Dragan Barlov

Personal information
- Born: 30 January 1957 (age 69) Kragujevac, Serbia

Chess career
- Country: Yugoslavia → Serbia
- Title: Grandmaster (1986)
- Peak rating: 2555 (July 1987)

= Dragan Barlov =

Serbian chess grandmaster (born 1957)

Dragan Barlov (Serbian: Драган Барлов, born 30 January 1957) is a Serbian chess grandmaster having earned the title in 1986. He won the
Yugoslav Chess Championship title in 1986 and earned a silver medal in the European Team Chess Championships in 1989.

==Biography==
Dragan Barlov was one of the leading chess players in Yugoslavia in the 1980s. In 1986, he won Yugoslav Chess Championship. Additionally he has won two bronze medals in the same tournament (1982, 1989). In 1987 in Zagreb Dragan Barlov participated in the World Chess Championship Interzonal Tournament where ranked in 15th place.

Dragan Barlov has won many international chess tournaments, including winning or sharing first place in Hallsberg (1975), Zürich (1983), Nuremberg (1990), Caorle (1991), Poio (2002), Las Palmas (1993 - B tournament, 2008).

Dragan Barlov played for Yugoslavia in the Chess Olympiads:
- In 1986, at first reserve board in the 27th Chess Olympiad in Dubai (+4, =2, -3),
- In 1990, at first reserve board in the 29th Chess Olympiad in Novi Sad (+2, =3, -2).

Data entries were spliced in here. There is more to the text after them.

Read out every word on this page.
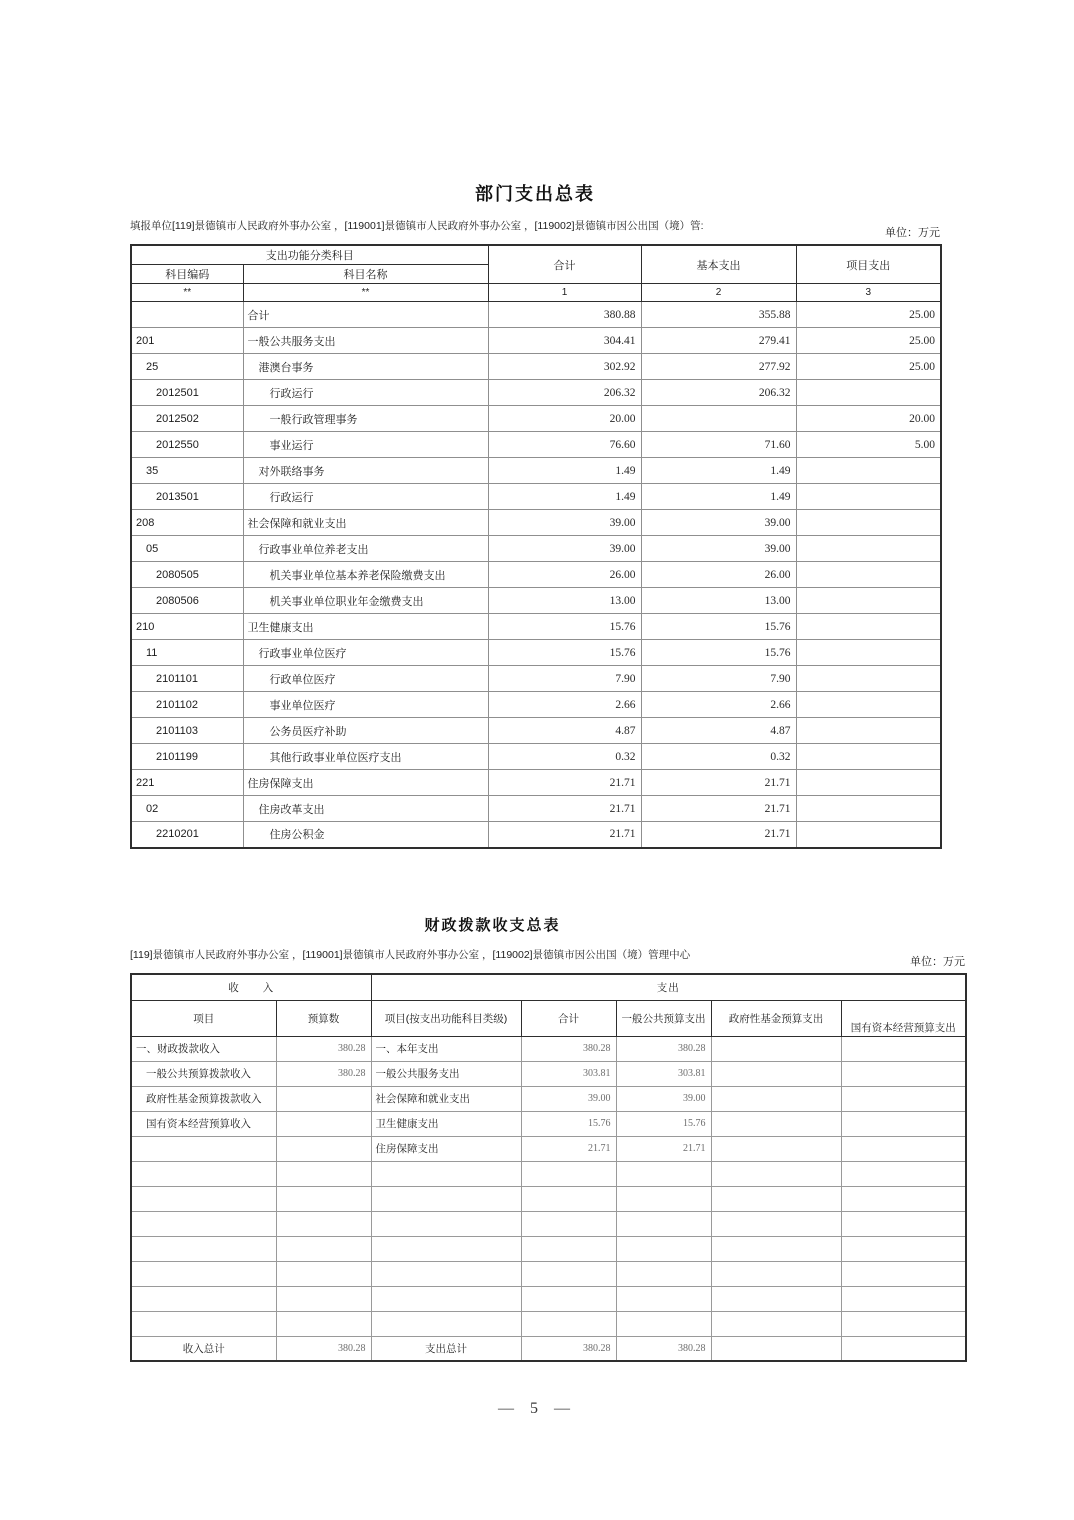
部门支出总表
填报单位[119]景德镇市人民政府外事办公室 ，[119001]景德镇市人民政府外事办公室 ，[119002]景德镇市因公出国（境）管:
单位：万元
支出功能分类科目		合计	基本支出	项目支出
科目编码	科目名称			
**	**	1	2	3
	合计	380.88	355.88	25.00
201	一般公共服务支出	304.41	279.41	25.00
25	港澳台事务	302.92	277.92	25.00
2012501	行政运行	206.32	206.32	
2012502	一般行政管理事务	20.00		20.00
2012550	事业运行	76.60	71.60	5.00
35	对外联络事务	1.49	1.49	
2013501	行政运行	1.49	1.49	
208	社会保障和就业支出	39.00	39.00	
05	行政事业单位养老支出	39.00	39.00	
2080505	机关事业单位基本养老保险缴费支出	26.00	26.00	
2080506	机关事业单位职业年金缴费支出	13.00	13.00	
210	卫生健康支出	15.76	15.76	
11	行政事业单位医疗	15.76	15.76	
2101101	行政单位医疗	7.90	7.90	
2101102	事业单位医疗	2.66	2.66	
2101103	公务员医疗补助	4.87	4.87	
2101199	其他行政事业单位医疗支出	0.32	0.32	
221	住房保障支出	21.71	21.71	
02	住房改革支出	21.71	21.71	
2210201	住房公积金	21.71	21.71	
财政拨款收支总表
[119]景德镇市人民政府外事办公室 ，[119001]景德镇市人民政府外事办公室 ，[119002]景德镇市因公出国（境）管理中心
单位：万元
收　　入		支出				
项目	预算数	项目(按支出功能科目类级)	合计	一般公共预算支出	政府性基金预算支出	国有资本经营预算支出
一、财政拨款收入	380.28	一、本年支出	380.28	380.28		
一般公共预算拨款收入	380.28	一般公共服务支出	303.81	303.81		
政府性基金预算拨款收入		社会保障和就业支出	39.00	39.00		
国有资本经营预算收入		卫生健康支出	15.76	15.76		
		住房保障支出	21.71	21.71		

收入总计	380.28	支出总计	380.28	380.28		
— 5 —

Dragan Barlov played for Yugoslavia in the European Team Chess Championship:
- In 1989, at sixth board in the 9th European Team Chess Championship in Haifa (+4, =2, -1) and won team silver medal.

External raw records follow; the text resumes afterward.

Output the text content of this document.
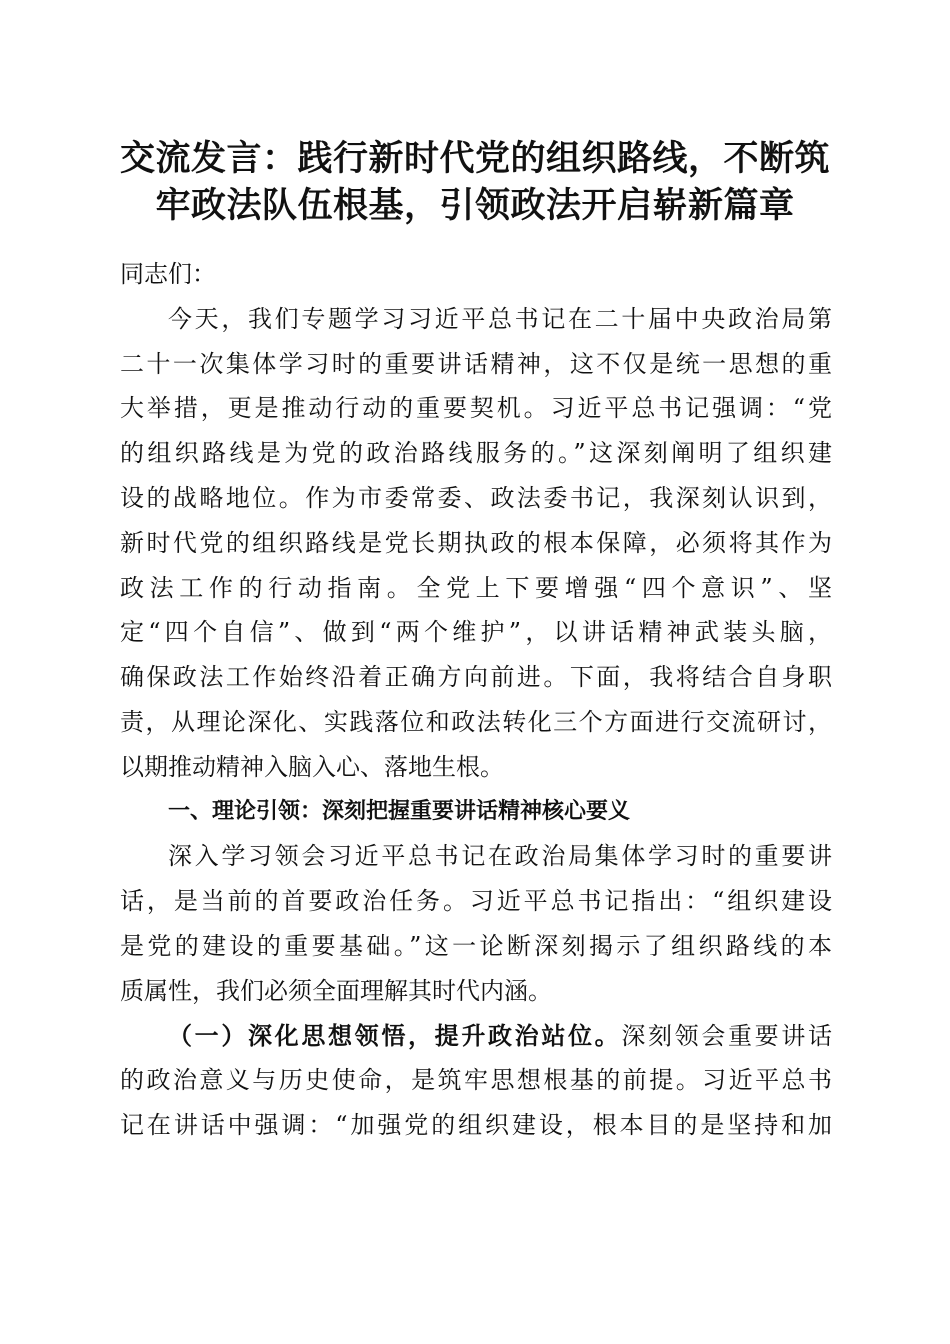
交流发言：践行新时代党的组织路线，不断筑
牢政法队伍根基，引领政法开启崭新篇章
同志们：
今天，我们专题学习习近平总书记在二十届中央政治局第
二十一次集体学习时的重要讲话精神，这不仅是统一思想的重
大举措，更是推动行动的重要契机。习近平总书记强调：“党
的组织路线是为党的政治路线服务的。”这深刻阐明了组织建
设的战略地位。作为市委常委、政法委书记，我深刻认识到，
新时代党的组织路线是党长期执政的根本保障，必须将其作为
政法工作的行动指南。全党上下要增强“四个意识”、坚
定“四个自信”、做到“两个维护”，以讲话精神武装头脑，
确保政法工作始终沿着正确方向前进。下面，我将结合自身职
责，从理论深化、实践落位和政法转化三个方面进行交流研讨，
以期推动精神入脑入心、落地生根。
一、理论引领：深刻把握重要讲话精神核心要义
深入学习领会习近平总书记在政治局集体学习时的重要讲
话，是当前的首要政治任务。习近平总书记指出：“组织建设
是党的建设的重要基础。”这一论断深刻揭示了组织路线的本
质属性，我们必须全面理解其时代内涵。
（一）深化思想领悟，提升政治站位。深刻领会重要讲话
的政治意义与历史使命，是筑牢思想根基的前提。习近平总书
记在讲话中强调：“加强党的组织建设，根本目的是坚持和加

Dragan Barlov played for Yugoslavia in the Men's Chess Balkaniads:
- In 1982, at fifth board in the 14th Chess Balkaniad in Plovdiv (+4, =1, -0) and won team silver and individual gold medals,
- In 1988, at fourth board in the 19th Chess Balkaniad in Kaštel Stari (+0, =5, -1) and won team silver and individual bronze medals.

In 1982, he was awarded the FIDE International Master (IM) title and received the FIDE Grandmaster (GM) title four years later.